How to revise #3: Elaboration

 

elaboration

 

This is the third post in a series looking at the most effective ways to revise, based on the work of The Learning Scientists. The Learning Scientists are cognitive psychologists who want to make scientific research on learning more accessible to students and teachers. Their aim is to motivate students to study and increase the use of effective study and teaching strategies that are backed by research. I’ve met Yana Weinstein PhD at an education conference in Southampton last week – she’s the real deal!
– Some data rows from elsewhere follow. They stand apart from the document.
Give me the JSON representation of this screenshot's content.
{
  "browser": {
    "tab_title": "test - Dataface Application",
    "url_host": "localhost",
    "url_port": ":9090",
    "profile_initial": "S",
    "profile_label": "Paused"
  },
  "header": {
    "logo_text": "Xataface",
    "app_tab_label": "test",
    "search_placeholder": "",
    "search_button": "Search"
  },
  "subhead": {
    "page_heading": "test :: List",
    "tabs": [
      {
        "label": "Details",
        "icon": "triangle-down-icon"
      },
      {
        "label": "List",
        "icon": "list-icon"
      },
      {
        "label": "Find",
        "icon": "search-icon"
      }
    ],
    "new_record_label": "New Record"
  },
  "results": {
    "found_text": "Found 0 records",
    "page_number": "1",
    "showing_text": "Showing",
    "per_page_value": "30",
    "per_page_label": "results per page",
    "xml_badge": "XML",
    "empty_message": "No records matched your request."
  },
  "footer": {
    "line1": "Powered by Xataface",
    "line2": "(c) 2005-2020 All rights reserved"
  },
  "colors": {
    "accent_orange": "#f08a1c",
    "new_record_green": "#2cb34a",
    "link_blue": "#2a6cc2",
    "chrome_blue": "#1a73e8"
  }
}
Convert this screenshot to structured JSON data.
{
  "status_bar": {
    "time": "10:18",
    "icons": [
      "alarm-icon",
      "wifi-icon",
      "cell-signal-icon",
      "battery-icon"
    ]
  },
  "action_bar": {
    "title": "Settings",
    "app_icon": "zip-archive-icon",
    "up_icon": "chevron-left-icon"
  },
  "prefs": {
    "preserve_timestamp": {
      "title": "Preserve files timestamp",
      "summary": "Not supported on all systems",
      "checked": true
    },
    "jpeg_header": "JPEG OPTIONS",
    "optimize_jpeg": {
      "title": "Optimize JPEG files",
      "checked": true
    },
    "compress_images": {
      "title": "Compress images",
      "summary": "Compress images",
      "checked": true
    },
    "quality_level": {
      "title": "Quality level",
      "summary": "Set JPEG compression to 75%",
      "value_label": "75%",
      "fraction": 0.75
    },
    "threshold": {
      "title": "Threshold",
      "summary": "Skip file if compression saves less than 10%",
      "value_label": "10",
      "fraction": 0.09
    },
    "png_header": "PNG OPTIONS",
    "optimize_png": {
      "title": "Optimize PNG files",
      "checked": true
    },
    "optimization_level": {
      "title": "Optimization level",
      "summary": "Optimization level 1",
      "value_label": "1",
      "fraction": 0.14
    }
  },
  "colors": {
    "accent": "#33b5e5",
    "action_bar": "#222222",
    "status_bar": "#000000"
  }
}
Read all the revision posts here. 

Elaboration: what is it?

When you are elaborating, you are explaining and describing what you are revising with as many details as possible. You are looking for answers to why and how things work, and you are looking for connections between the material and other things you know.

Elaboration: why?

When you elaborate, you focus on the details and the connections between the material (what you are revising) and things in your own experience and knowledge (already safely in your long-term memory). These details and connections create “hooks” to help you remember the material you are revising.

Also, by working the material through your brain and doing something with it, you are strengthening the connections in your memory.

Elaboration: how do I do it?

How you elaborate depends on what it is that you are revising. Let’s say you are revising Biology, and you want to remember cell structures. You could ask yourself why animal and plant cells differ, and how they differ. Note the answers down, or say them out loud to yourself (or into a voice memo recorder). You could then ask yourself how they are similar, and why.

Always check that your elaborations are accurate after you’ve done them. Refer back to your notes, textbooks, or online resources. Correct and mistakes and repeat the elaboration with the corrections, otherwise you’ll risk remembering the incorrect material.

Elaboration: next steps

In the early stages of elaboration, it’s a good idea to have your notes around you to refer to. The eventual aim, however, is to get to the point where you can describe and explain accurately without the material in front of you.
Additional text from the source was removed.